The company's latest Year in Review Threat Landscape Report -- sourced from its 90 billion traffic logs -- outlines new cybercriminal activity and tactics, techniques and procedures.
Ransomware operators targeted some of the most vulnerable moments of the year, including the US election and the holidays, as well as year-long themes, such as the COVID-19 pandemic.
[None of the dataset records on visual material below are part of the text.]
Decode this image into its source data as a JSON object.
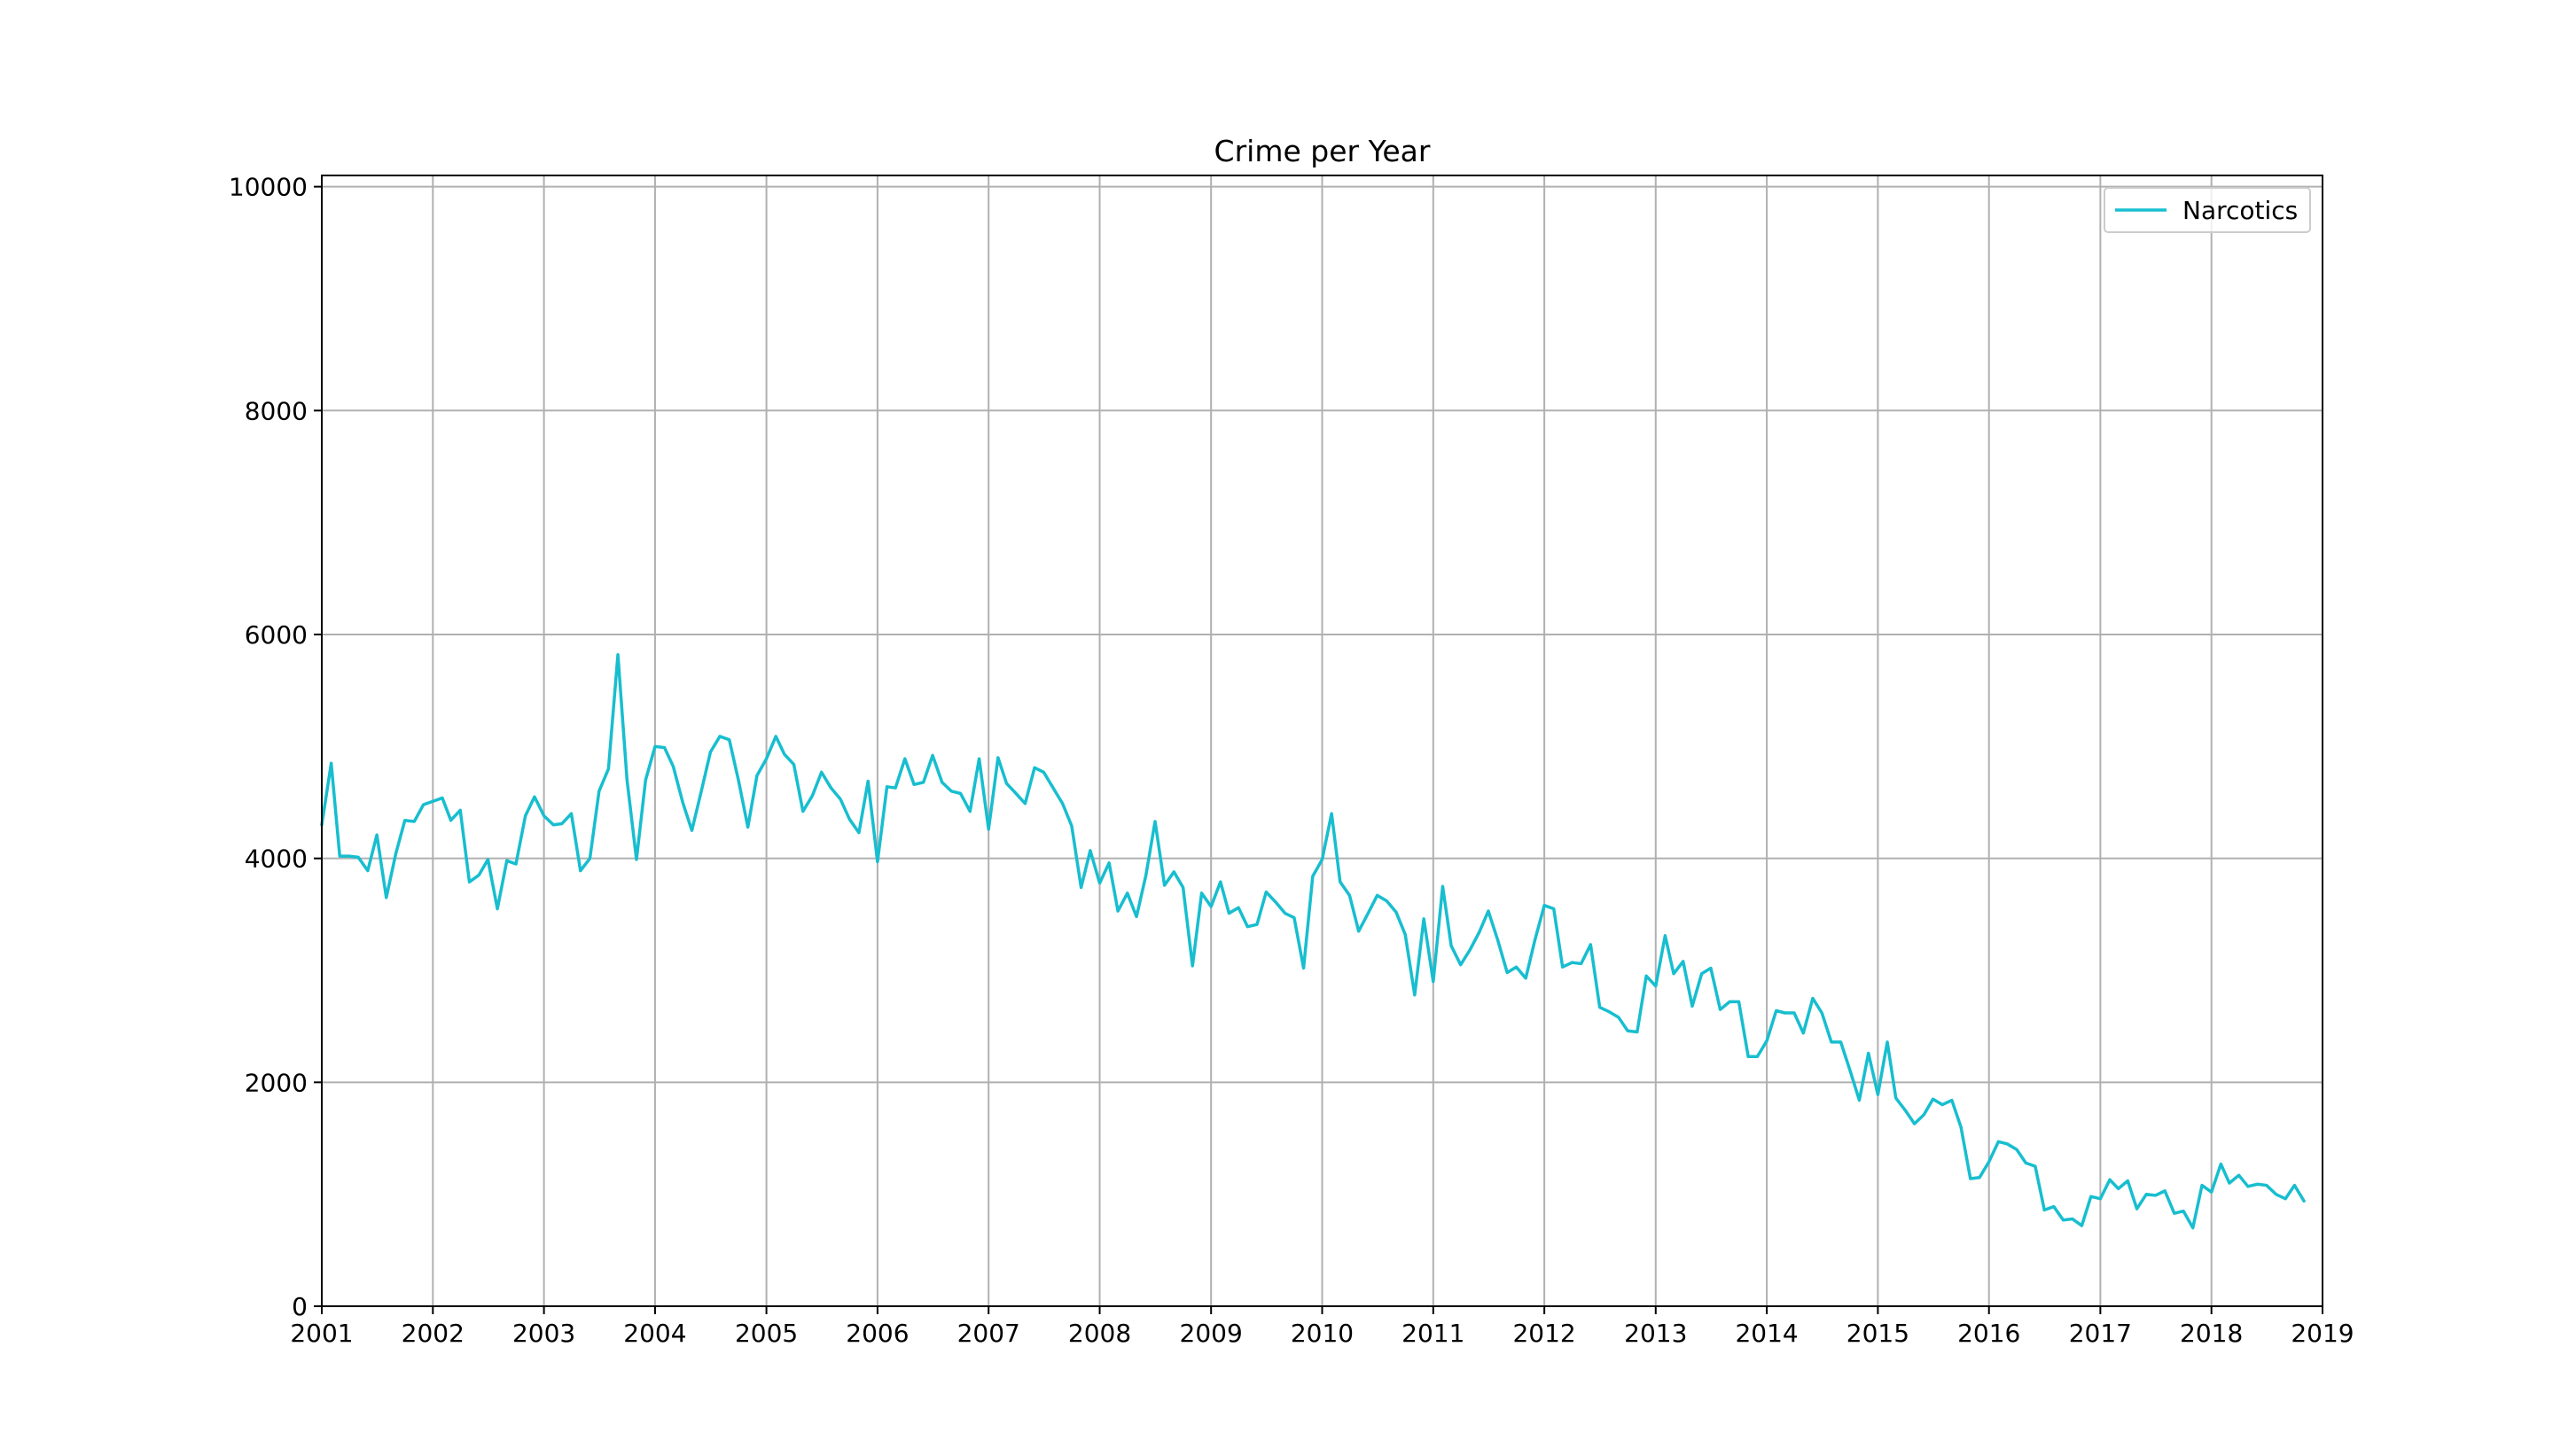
{
  "chart_data": {
    "type": "line",
    "title": "Crime per Year",
    "xlabel": "",
    "ylabel": "",
    "xlim": [
      "2001-01-01",
      "2019-01-01"
    ],
    "ylim": [
      0,
      10000
    ],
    "x_ticks": [
      "2001",
      "2002",
      "2003",
      "2004",
      "2005",
      "2006",
      "2007",
      "2008",
      "2009",
      "2010",
      "2011",
      "2012",
      "2013",
      "2014",
      "2015",
      "2016",
      "2017",
      "2018",
      "2019"
    ],
    "y_ticks": [
      "0",
      "2000",
      "4000",
      "6000",
      "8000",
      "10000"
    ],
    "grid": true,
    "legend_position": "top-right",
    "series": [
      {
        "name": "Narcotics",
        "color": "#17becf",
        "x_start": "2001-01",
        "x_step": "month",
        "values": [
          4300,
          4850,
          4020,
          4020,
          4010,
          3890,
          4210,
          3650,
          4040,
          4340,
          4330,
          4480,
          4510,
          4540,
          4340,
          4430,
          3790,
          3850,
          3990,
          3550,
          3980,
          3950,
          4380,
          4550,
          4380,
          4300,
          4310,
          4400,
          3890,
          4000,
          4600,
          4800,
          5820,
          4700,
          3990,
          4700,
          5000,
          4990,
          4820,
          4500,
          4250,
          4600,
          4950,
          5090,
          5060,
          4700,
          4280,
          4740,
          4890,
          5090,
          4930,
          4840,
          4420,
          4560,
          4770,
          4630,
          4530,
          4350,
          4230,
          4690,
          3970,
          4640,
          4630,
          4890,
          4660,
          4680,
          4920,
          4680,
          4600,
          4580,
          4420,
          4890,
          4260,
          4900,
          4670,
          4580,
          4490,
          4810,
          4770,
          4630,
          4490,
          4290,
          3740,
          4070,
          3780,
          3960,
          3530,
          3690,
          3480,
          3850,
          4330,
          3760,
          3880,
          3740,
          3040,
          3690,
          3570,
          3790,
          3510,
          3560,
          3390,
          3410,
          3700,
          3610,
          3510,
          3470,
          3020,
          3840,
          3990,
          4400,
          3790,
          3670,
          3350,
          3510,
          3670,
          3620,
          3520,
          3320,
          2780,
          3460,
          2900,
          3750,
          3220,
          3050,
          3180,
          3340,
          3530,
          3270,
          2980,
          3030,
          2930,
          3270,
          3580,
          3550,
          3030,
          3070,
          3060,
          3230,
          2670,
          2630,
          2580,
          2460,
          2450,
          2950,
          2860,
          3310,
          2970,
          3080,
          2680,
          2970,
          3020,
          2650,
          2720,
          2720,
          2230,
          2230,
          2370,
          2640,
          2620,
          2620,
          2440,
          2750,
          2620,
          2360,
          2360,
          2110,
          1840,
          2260,
          1890,
          2360,
          1860,
          1750,
          1630,
          1710,
          1850,
          1800,
          1840,
          1600,
          1140,
          1150,
          1290,
          1470,
          1450,
          1400,
          1280,
          1250,
          860,
          890,
          770,
          780,
          720,
          980,
          960,
          1130,
          1050,
          1120,
          870,
          1000,
          990,
          1030,
          830,
          850,
          700,
          1080,
          1020,
          1270,
          1100,
          1170,
          1070,
          1090,
          1080,
          1000,
          960,
          1080,
          940
        ]
      }
    ]
  }
}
Additionally, exploit attacks saw a huge 68 percent increase in Q4 as a result of numerous SMB brute force login attempts, activity spiked over 90,000 percent in bursts throughout the quarter.
"The SolarWinds attack shook the cybersecurity community to its core and should serve as a reminder to organizations small or large that security must be a priority within every aspect of the business," says John Ayers, Nuspire's chief strategy product officer. "As attack techniques continue to evolve and the frequency of attacks increases, it's critical for business success to understand the changing threat landscape and how to protect themselves from cyberthreats."
Among other findings VBA Trojans were the most commonly observed malware at 95 percent, suggesting either numerous spam campaigns being launched or a single large-scale one instigated by unknown operators. Nuspire expects that VBA agent activity will continue to overshadow other variants as VBA are often the first stage of infection.
Nuspire also observed a consistent increase in exploitation events with DoublePulsar the top utilized technique. However, Q4 has seen the largest volume of activity in December with SMB login brute force attempts, closely followed by HTTP server authorization buffer overflow attacks.
Despite this, botnet and exploit activity remained fairly consistent throughout the year with the largest contenders being ZeroAccess Botnet, which made a significant appearance in May, and DoublePulsar staying at the top of the exploit activity list in 2020.
The full report is available from the Nuspire site.